Kohli's aborted celebration
ESPNcricinfo presents the Plays of the Day from the third day of the fourth Test between Australia and India in Adelaide

Virat Kohli took a single to complete his century and started to celebrate before realising there was at least one more run to be taken • Getty Images
Gautam Gambhir's tour has been full of replays. His first three dismissals were near identical, poking on or around off, and edging to the keeper or the slips. In his fourth innings of the series, Gambhir fought that tendency, but in his sixth innings of the series he found a new way to get out: short ball, at the chin, fended away to gully. In the seventh innings, which was today, he provided a replay of the new dismissal, fending in front of his neck, lobbing the ball to gully.
At around noon the players had to stop play for about two minutes. Not for injury, not for damage to the ball, not because of any movement behind the sight screen. The interruption was because it is Australia Day today, and the 21-gun salute at the adjacent Torrens Parade Ground was too loud.
It has become almost rote for the umpires to check on the no-ball every time India lose a wicket. It happened on three occasions today, after the wickets of Sachin Tendulkar, Gautam Gambhir and Wriddhiman Saha. On the first go, the bowler's foot was just in, and on the next two well behind the crease. The crowd duly booed those stoppages.

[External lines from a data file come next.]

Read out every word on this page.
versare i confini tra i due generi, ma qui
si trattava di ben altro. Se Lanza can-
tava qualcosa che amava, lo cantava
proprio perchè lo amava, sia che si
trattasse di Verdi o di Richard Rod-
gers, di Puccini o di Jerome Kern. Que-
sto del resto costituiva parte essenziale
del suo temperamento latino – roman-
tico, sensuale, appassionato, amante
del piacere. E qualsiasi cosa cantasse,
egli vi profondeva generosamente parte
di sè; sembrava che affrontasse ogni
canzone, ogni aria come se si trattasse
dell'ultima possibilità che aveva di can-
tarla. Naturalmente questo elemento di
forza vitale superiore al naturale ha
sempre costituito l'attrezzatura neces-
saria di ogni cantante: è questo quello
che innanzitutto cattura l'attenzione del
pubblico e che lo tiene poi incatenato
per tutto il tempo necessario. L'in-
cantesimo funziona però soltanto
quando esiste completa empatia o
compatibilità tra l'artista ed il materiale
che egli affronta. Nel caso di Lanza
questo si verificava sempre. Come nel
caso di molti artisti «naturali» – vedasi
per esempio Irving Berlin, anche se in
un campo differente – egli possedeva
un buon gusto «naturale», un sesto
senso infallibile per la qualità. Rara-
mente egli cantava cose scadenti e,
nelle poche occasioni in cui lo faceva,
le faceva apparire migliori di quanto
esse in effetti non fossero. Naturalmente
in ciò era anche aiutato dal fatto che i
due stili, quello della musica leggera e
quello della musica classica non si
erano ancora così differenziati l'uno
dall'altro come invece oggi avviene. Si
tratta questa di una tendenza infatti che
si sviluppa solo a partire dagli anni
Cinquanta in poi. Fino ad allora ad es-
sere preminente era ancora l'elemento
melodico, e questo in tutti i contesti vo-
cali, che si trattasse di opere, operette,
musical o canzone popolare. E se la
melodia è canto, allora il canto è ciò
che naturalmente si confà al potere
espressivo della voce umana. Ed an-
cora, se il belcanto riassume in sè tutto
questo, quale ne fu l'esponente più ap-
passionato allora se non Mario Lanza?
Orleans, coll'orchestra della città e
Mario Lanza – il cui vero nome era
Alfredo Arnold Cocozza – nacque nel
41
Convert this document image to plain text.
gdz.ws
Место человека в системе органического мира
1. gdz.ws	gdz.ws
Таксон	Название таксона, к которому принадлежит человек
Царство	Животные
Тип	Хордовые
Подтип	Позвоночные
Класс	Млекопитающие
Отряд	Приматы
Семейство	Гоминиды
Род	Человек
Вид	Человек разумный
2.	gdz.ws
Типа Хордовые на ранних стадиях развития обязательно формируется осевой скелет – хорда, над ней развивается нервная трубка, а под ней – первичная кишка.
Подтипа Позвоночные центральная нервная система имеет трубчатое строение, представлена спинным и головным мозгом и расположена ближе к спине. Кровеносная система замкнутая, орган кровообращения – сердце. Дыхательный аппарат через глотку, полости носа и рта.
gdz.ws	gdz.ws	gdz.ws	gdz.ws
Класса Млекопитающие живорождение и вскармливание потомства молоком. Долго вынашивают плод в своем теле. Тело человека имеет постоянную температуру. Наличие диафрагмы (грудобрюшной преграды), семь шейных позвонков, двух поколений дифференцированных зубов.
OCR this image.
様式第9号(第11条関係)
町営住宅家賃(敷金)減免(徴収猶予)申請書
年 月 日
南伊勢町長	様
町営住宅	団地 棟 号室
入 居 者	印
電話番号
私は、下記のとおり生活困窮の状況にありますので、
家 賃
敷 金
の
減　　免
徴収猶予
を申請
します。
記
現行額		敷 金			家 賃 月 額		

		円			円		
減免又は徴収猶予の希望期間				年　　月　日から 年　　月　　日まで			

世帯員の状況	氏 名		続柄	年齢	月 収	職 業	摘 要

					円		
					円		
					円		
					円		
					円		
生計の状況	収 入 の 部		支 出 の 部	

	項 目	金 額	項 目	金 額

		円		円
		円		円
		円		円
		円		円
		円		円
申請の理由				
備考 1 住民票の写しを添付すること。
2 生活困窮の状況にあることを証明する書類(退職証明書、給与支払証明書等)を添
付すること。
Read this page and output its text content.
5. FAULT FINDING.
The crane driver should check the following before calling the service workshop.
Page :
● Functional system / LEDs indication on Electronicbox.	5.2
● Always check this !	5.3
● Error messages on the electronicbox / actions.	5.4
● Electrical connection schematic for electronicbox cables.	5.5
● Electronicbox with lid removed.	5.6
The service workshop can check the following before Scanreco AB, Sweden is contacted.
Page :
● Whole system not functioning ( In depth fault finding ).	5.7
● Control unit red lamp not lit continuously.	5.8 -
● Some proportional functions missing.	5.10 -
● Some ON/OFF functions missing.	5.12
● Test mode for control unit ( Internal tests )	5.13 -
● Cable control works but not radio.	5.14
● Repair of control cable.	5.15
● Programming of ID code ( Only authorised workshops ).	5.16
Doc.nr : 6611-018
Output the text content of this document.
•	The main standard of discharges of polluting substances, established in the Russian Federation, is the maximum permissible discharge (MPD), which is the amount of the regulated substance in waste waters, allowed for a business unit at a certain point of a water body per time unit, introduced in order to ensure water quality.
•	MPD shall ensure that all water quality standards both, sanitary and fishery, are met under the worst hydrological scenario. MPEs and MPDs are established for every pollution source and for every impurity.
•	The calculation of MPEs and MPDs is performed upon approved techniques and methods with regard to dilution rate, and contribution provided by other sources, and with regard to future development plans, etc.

In his first innings in Test cricket, Saha shouldered arms to a reverse-swinging Dale Steyn in Nagpur, and found his off stump had been pegged back. Now playing a proper Test - as a wicketkeeper-batsman and not as someone forced to play as a specialist batsman because the squad didn't have another batsman - Saha has impressed everybody with his keeping. With the bat, too, he got stuck in, added 114 with Virat Kohli, but at the stroke of tea he offered no stroke to the second new ball. It seamed back in, hitting the top of off, reminding you of his first dismissal.
When Kohli pierced the field on 99, his celebrations were of pure release and relief after the pressure he has been under. In all that he forgot he had hit it well enough to take about three. In the middle of his celebrations the realisation dawned. He aborted the festivities, took the second, and leapt in the air again. India's only centurion on the tour can be pardoned that much.